Wole Soyinka, Longtime Trump Critic, Announces American Visa Termination
The United States authorities has revoked the visa for Wole Soyinka, the acclaimed Nigerian Nobel prize-winning playwright who has been critical about Trump since his initial presidency, Soyinka announced on Tuesday.
“I want to assure the consulate … that I’m very content with the termination of my visa,” Soyinka, who received the 1986 Nobel prize for literature, told a news conference.
Soyinka previously held permanent residency in the United States, though he discarded his green card after Donald Trump’s first election in 2016.
Soyinka speculated that his recent comments comparing Trump to the Ugandan dictator Idi Amin might have struck a nerve and played a role in the US consulate’s decision.
Soyinka said earlier this year that the US consulate in Lagos had called him in for an interview to reevaluate his visa, which he stated he would not attend.
According to a letter from the consulate directed at Soyinka, officials have cancelled his visa, referencing United States regulations that allow “a consular officer, the secretary, or a department official to whom the secretary has delegated this authority … to revoke a nonimmigrant visa at any time, in his or her discretion”.
“This is a quite peculiar love letter from an embassy,”
he lightheartedly stated while reading the letter aloud to journalists in Lagos, Nigeria’s economic centre. He also advised any organizations hoping to invite him to the United States “not to waste their time”.

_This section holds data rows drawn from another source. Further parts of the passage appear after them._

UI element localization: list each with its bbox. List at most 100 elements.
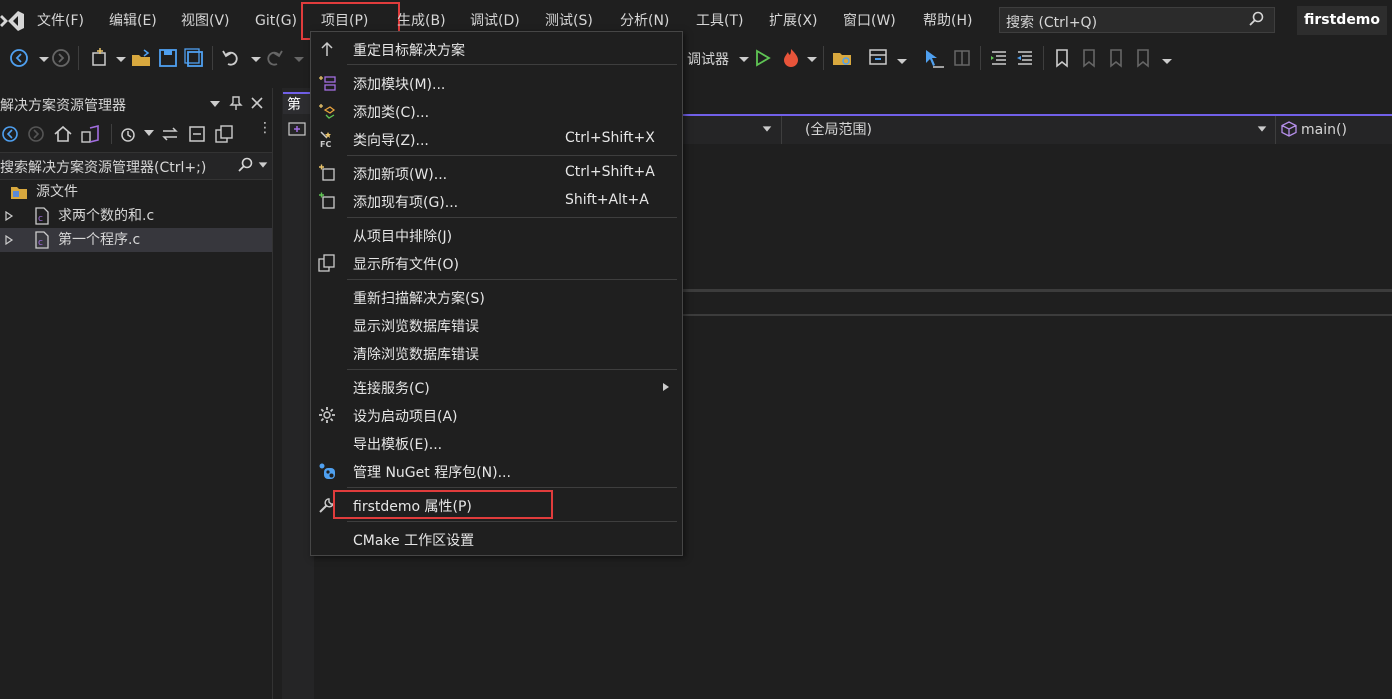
menu-item-set-startup-project[interactable]: 设为启动项目(A) [311,402,682,428]
submenu-arrow-icon [663,383,669,391]
clear-bookmarks-icon[interactable] [1131,47,1153,69]
undo-icon[interactable] [220,47,242,69]
tree-item-file[interactable]: c 求两个数的和.c [0,204,272,228]
back-icon[interactable] [0,124,20,144]
menu-item-add-class[interactable]: 添加类(C)... [311,98,682,124]
scope-dropdown[interactable]: (全局范围) [805,121,872,139]
menu-help[interactable]: 帮助(H) [923,12,972,30]
find-in-files-icon[interactable] [831,47,853,69]
menu-file[interactable]: 文件(F) [37,12,84,30]
splitter[interactable] [683,314,1392,316]
menu-separator [347,279,677,280]
show-all-files-icon [318,254,335,272]
menu-extensions[interactable]: 扩展(X) [769,12,818,30]
pin-icon[interactable] [228,95,244,111]
menu-item-show-all-files[interactable]: 显示所有文件(O) [311,250,682,276]
forward-icon[interactable] [50,47,72,69]
toolbar-separator [1043,46,1044,70]
dock-icon[interactable] [951,47,973,69]
function-dropdown[interactable]: main() [1301,121,1347,139]
menu-view[interactable]: 视图(V) [181,12,230,30]
expand-arrow-icon[interactable] [4,211,14,221]
menu-item-cmake-settings[interactable]: CMake 工作区设置 [311,526,682,552]
solution-explorer-search-placeholder: 搜索解决方案资源管理器(Ctrl+;) [0,160,207,176]
solution-explorer-search-input[interactable]: 搜索解决方案资源管理器(Ctrl+;) [0,152,272,180]
menu-item-manage-nuget[interactable]: 管理 NuGet 程序包(N)... [311,458,682,484]
chevron-down-icon[interactable] [288,47,310,69]
chevron-down-icon[interactable] [1256,123,1268,135]
c-file-icon: c [35,207,49,225]
menu-debug[interactable]: 调试(D) [470,12,520,30]
save-icon[interactable] [157,47,179,69]
menu-item-retarget-solution[interactable]: 重定目标解决方案 [311,36,682,62]
project-name-badge[interactable]: firstdemo [1297,6,1387,35]
layout-icon[interactable] [867,47,889,69]
menu-separator [347,64,677,65]
search-box[interactable]: 搜索 (Ctrl+Q) [999,7,1275,33]
outdent-icon[interactable] [1014,47,1036,69]
editor-tab[interactable]: 第一 [283,92,313,114]
chevron-down-icon[interactable] [110,47,132,69]
tree-item-label: 第一个程序.c [58,232,141,248]
chevron-down-icon[interactable] [257,159,269,171]
chevron-down-icon[interactable] [891,47,913,69]
start-play-icon[interactable] [751,47,773,69]
menu-item-rescan-solution[interactable]: 重新扫描解决方案(S) [311,284,682,310]
function-cube-icon [1281,121,1297,137]
collapse-all-icon[interactable] [187,124,207,144]
menu-item-add-module[interactable]: 添加模块(M)... [311,70,682,96]
prev-bookmark-icon[interactable] [1077,47,1099,69]
history-icon[interactable] [118,124,138,144]
menu-item-add-new-item[interactable]: 添加新项(W)... Ctrl+Shift+A [311,160,682,186]
hot-reload-icon[interactable] [780,47,802,69]
menu-analyze[interactable]: 分析(N) [620,12,669,30]
menu-build[interactable]: 生成(B) [397,12,446,30]
save-all-icon[interactable] [183,47,205,69]
menu-item-add-existing-item[interactable]: 添加现有项(G)... Shift+Alt+A [311,188,682,214]
add-existing-item-icon [319,192,335,209]
show-all-files-icon[interactable] [214,124,234,144]
bookmark-icon[interactable] [1051,47,1073,69]
menu-item-clear-browse-db-errors[interactable]: 清除浏览数据库错误 [311,340,682,366]
new-project-icon[interactable] [88,47,110,69]
toolbar-separator [980,46,981,70]
menu-item-class-wizard[interactable]: FC 类向导(Z)... Ctrl+Shift+X [311,126,682,152]
back-icon[interactable] [8,47,30,69]
chevron-down-icon[interactable] [761,123,773,135]
visual-studio-logo-icon[interactable] [0,9,24,33]
nuget-icon [319,463,335,479]
menu-window[interactable]: 窗口(W) [843,12,896,30]
sync-icon[interactable] [160,124,180,144]
tree-item-source-files[interactable]: 源文件 [0,180,272,204]
chevron-down-icon[interactable] [142,126,156,140]
switch-views-icon[interactable] [80,124,102,144]
gear-icon [319,407,335,423]
splitter[interactable] [683,289,1392,292]
redo-icon[interactable] [263,47,285,69]
debugger-label[interactable]: 调试器 [687,49,729,69]
pointer-icon[interactable] [923,47,945,69]
menu-edit[interactable]: 编辑(E) [109,12,157,30]
svg-text:c: c [38,238,43,248]
chevron-down-icon[interactable] [1156,47,1178,69]
menu-tools[interactable]: 工具(T) [696,12,743,30]
tree-item-file-selected[interactable]: c 第一个程序.c [0,228,272,252]
menu-item-exclude-from-project[interactable]: 从项目中排除(J) [311,222,682,248]
chevron-down-icon[interactable] [801,47,823,69]
forward-icon[interactable] [26,124,46,144]
menu-item-connected-services[interactable]: 连接服务(C) [311,374,682,400]
menu-git[interactable]: Git(G) [255,12,297,30]
close-icon[interactable] [249,95,265,111]
indent-icon[interactable] [988,47,1010,69]
open-folder-icon[interactable] [130,47,152,69]
chevron-down-icon[interactable] [208,97,222,111]
menu-item-show-browse-db-errors[interactable]: 显示浏览数据库错误 [311,312,682,338]
overflow-icon[interactable]: ⋮ [258,120,272,136]
project-icon[interactable] [288,121,306,137]
expand-arrow-icon[interactable] [4,235,14,245]
menu-separator [347,369,677,370]
menu-item-export-template[interactable]: 导出模板(E)... [311,430,682,456]
next-bookmark-icon[interactable] [1104,47,1126,69]
home-icon[interactable] [53,124,73,144]
menu-test[interactable]: 测试(S) [545,12,593,30]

“I have no visa. I am banned,” Soyinka affirmed.
The US embassy in Abuja, the capital, stated it could not comment on individual cases, citing confidentiality rules.
The present US administration has made visa revocations a signature of its wider crackdown on immigration, notably focusing on university students who were expressive about Palestinian rights.

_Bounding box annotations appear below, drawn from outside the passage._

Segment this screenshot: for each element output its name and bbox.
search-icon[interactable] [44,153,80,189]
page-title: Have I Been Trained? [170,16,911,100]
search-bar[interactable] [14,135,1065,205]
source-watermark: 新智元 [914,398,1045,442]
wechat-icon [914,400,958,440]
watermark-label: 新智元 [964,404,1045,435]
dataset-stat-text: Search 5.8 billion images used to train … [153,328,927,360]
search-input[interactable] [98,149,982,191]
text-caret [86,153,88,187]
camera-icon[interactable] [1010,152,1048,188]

Soyinka mentioned he had recently compared Trump to Uganda’s Amin, something he stated Trump “should be proud of”.
“Idi Amin was a man of global standing, a statesman, so when I called Donald Trump Idi Amin, I thought I was giving him praise,”

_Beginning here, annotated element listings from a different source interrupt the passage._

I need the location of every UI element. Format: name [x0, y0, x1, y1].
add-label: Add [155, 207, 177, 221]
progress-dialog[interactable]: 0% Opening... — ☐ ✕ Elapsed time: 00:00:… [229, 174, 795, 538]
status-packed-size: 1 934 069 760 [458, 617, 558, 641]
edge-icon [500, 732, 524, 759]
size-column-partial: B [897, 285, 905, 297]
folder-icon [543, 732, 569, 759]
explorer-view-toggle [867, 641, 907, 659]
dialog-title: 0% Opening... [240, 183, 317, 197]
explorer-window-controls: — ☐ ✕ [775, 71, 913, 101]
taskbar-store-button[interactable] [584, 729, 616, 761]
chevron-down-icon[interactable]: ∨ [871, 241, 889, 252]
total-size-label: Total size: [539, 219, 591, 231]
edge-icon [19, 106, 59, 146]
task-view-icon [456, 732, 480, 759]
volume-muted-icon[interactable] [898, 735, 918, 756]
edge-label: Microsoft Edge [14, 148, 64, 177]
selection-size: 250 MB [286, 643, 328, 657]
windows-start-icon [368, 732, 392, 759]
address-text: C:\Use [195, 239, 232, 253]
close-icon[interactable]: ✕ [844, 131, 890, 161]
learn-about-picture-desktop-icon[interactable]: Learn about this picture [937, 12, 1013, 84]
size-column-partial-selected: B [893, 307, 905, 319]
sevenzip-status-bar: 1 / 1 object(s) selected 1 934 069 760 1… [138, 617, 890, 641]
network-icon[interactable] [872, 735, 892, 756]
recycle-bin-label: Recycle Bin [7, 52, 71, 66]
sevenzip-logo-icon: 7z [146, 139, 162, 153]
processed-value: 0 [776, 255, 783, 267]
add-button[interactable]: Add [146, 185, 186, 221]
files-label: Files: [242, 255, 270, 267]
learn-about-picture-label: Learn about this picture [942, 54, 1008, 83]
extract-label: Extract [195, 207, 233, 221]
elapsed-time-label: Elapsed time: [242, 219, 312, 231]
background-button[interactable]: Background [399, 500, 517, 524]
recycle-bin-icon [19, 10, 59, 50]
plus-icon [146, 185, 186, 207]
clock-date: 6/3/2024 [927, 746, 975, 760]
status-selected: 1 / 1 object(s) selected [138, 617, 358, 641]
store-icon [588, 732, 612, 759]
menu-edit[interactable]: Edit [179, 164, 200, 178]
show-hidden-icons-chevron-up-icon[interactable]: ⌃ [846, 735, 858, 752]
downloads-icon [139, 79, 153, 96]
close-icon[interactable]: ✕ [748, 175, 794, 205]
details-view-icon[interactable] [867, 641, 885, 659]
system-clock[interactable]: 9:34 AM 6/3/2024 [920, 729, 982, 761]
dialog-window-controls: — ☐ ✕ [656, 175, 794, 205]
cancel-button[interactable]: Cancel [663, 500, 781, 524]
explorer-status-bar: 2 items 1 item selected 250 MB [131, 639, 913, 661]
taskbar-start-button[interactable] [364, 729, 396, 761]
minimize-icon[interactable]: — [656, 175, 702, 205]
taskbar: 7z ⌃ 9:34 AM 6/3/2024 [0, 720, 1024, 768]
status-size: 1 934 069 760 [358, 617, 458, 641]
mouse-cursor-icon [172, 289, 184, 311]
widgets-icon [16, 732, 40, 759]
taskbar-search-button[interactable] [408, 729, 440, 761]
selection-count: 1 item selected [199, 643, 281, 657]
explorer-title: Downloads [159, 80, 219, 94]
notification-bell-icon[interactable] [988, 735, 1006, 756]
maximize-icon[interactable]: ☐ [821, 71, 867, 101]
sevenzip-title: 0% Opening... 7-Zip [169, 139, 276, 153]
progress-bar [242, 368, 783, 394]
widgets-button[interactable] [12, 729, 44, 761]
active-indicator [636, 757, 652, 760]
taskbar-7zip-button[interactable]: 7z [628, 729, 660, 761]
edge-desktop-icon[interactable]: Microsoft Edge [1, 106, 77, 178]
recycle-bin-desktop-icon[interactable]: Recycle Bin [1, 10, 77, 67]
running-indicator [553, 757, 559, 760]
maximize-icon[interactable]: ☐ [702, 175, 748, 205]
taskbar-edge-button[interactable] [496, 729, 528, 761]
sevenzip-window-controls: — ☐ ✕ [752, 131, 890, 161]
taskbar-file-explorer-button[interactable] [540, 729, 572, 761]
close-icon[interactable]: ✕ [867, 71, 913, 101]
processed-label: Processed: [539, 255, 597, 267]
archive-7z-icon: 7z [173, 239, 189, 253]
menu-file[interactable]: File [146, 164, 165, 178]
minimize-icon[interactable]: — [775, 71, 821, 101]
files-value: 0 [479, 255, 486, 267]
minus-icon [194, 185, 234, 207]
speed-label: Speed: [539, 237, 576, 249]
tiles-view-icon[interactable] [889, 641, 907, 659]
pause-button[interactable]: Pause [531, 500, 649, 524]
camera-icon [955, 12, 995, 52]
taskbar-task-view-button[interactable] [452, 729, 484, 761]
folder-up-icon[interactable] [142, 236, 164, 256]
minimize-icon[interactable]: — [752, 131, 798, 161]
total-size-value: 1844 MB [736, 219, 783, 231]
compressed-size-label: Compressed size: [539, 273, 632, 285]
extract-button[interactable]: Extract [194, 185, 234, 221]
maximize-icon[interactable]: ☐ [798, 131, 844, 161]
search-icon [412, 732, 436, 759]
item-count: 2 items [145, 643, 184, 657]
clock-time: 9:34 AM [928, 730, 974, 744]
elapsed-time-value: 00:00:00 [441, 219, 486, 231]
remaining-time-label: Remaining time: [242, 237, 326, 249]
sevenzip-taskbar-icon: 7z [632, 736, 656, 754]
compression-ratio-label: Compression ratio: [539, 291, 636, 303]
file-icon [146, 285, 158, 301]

Soyinka explained. “He’s been conducting himself as a dictator.”
The 91-year-old playwright behind Death and the King’s Horseman has worked for and been awarded honours top US universities including Harvard and Cornell.
His newest novel, Chronicles from the Land of the Happiest People on Earth, a critique about corruption in Nigeria, was published in 2021. Soyinka called the book as his “gift to Nigeria”.
In February, the Crucible theatre in Sheffield staged Death and the King’s Horseman.
Soyinka remained open to accepting an invitation to the United States should circumstances change, but continued: “I wouldn’t take the initiative myself because there’s nothing I’m looking for there. Nothing.”
He went on to criticise the increased arrests of undocumented immigrants in the country.
“This is not about me,” Soyinka declared. “When we see people being detained arbitrarily – people being apprehended and they vanish for a month … old women, children being separated. So that’s really what worries me.”
The recent immigration crackdown has seen military personnel deployed to US cities and citizens short-term arrested as part of aggressive raids, as well as the limiting of legal means of entry.